Would all passengers travelling with young children please ensure babies are removed from pushchairs and older children are kept calm for the fitting of the cranial apparatus and their brain scans; over-active, anxious or insufficiently controlled children do upset the calibration of the scanner and will, therefore, be subject to extra security screening and may be detained for more detailed questioning. This has been known to result in passengers failing to reach their departure gates on time and consequently missing their flights. The airport authority can accept no liability for missed flights."
Not, of course, that this will stop some politician buying into the notion faster than Bruce Schneier can cough: "security theatre".

*Technically speaking authentication is an easier thing to do than identification. Authentication (assuming we’re not trying to do it remotely) with biometrics merely asks whether a biometric belongs to the person presenting themselves for authentication. It compares their proffered biometric with the one on file under their name and determines whether there is a match.

Identification is much harder to do and is what all these security theatre systems at airports or busy shopping areas or sports stadiums attempt to do – measure the biometrics of everyone passing through and attempt to check whether there is a match with a large (and not necessarily particularly reliable) database of biometrics.

The difference appears pedantic but is very important. In the authentication case one biometric is checked against one specific biometric on the database. In the identification case, millions of biometrics are checked against millions (potentially) of biometrics on the database. Even with highly reliable technologies – say 99.9% accurate and none of the modern systems approach that yet – these millions of checks searching for matching pairs generate huge numbers of false positives (innocents flagged as malcontents) and dangerous levels of false negatives (real bad guys flagged as innocents and it only takes one to get through to cause serious security problems). The police and security services then spend so much time, energy and resources dealing with innocent people they don’t have the time to deal with the real criminals.
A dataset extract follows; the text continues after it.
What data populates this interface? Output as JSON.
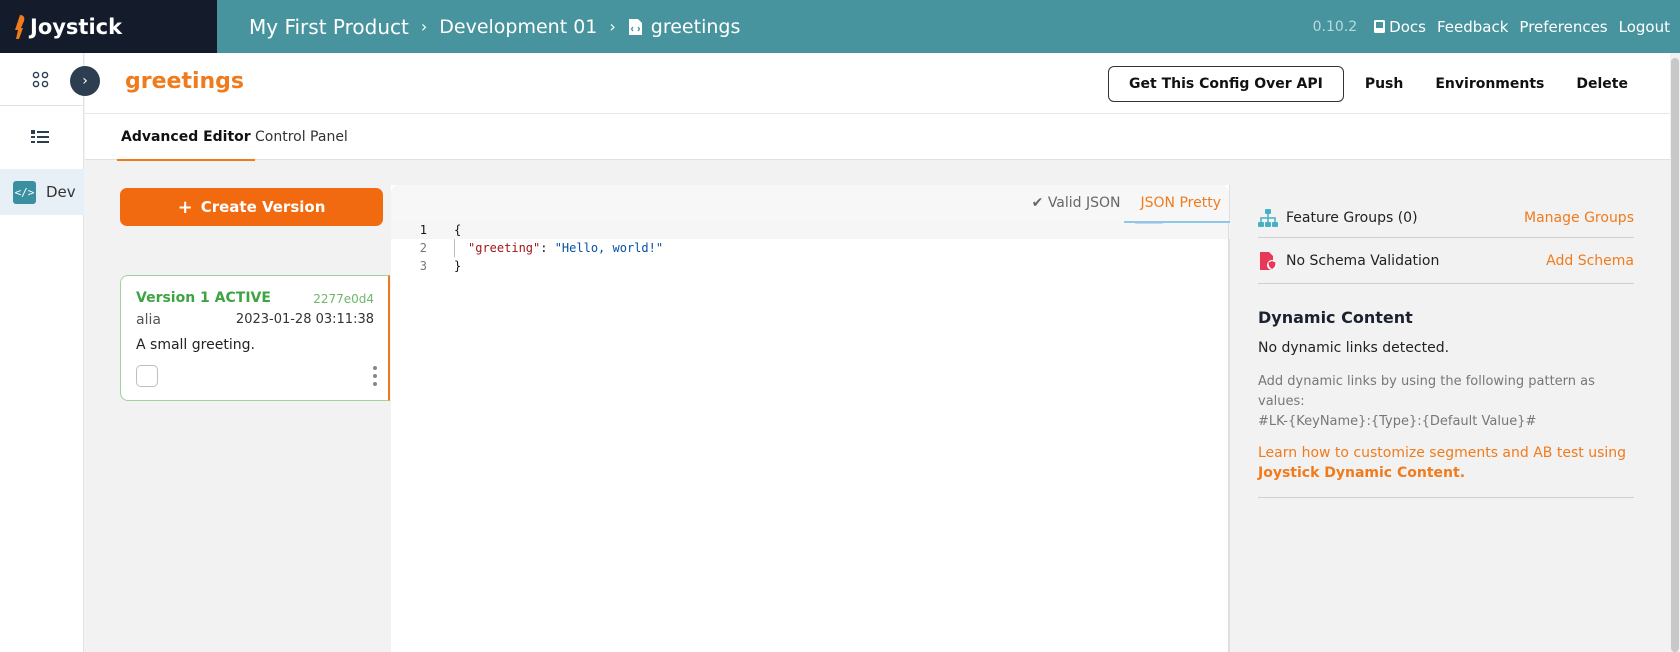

The standard probability of getting DNA match is often cited as 1 in 13 billion. But more than a 100 felons in an Arizona database of 65000 were found to have DNA samples with a significant degree of similarity. That's a 1 in 2000 chance of a match not 1 in 13 billion. This does not mean that DNA is not unique. Nor does it negate DNA profiling and matching as a very useful crime prevention and detection technique when used appropriately. But the numbers are counter-intuitive and turn out to have a similar explanation to the matching birthdays in a class of 30 sum used in introductory probability theory - the number of pairs checked turns out to be significantly more than people intuitively think. { For the mathematically inclined the birthday problem works as follows: the probability two people don't share a birthday is 364/365; the probability 3 people don't share a birthday, under that rule of conditional probabilities, is (
364/365)x(363/365); the probability that 30 people don't share a birthday is (364/365)x(363/365)x...x(336/365) which works out at approximately 3/10. So the probability 2 people in a room of 30 do share a birthday is 7/10 or 0.7 or 70%.}

Apologies folks - I hadn't intended to invest quite so much energy in a short Guardian report but it tripped over some issues I'd been discussing with colleagues in a course writing session recently.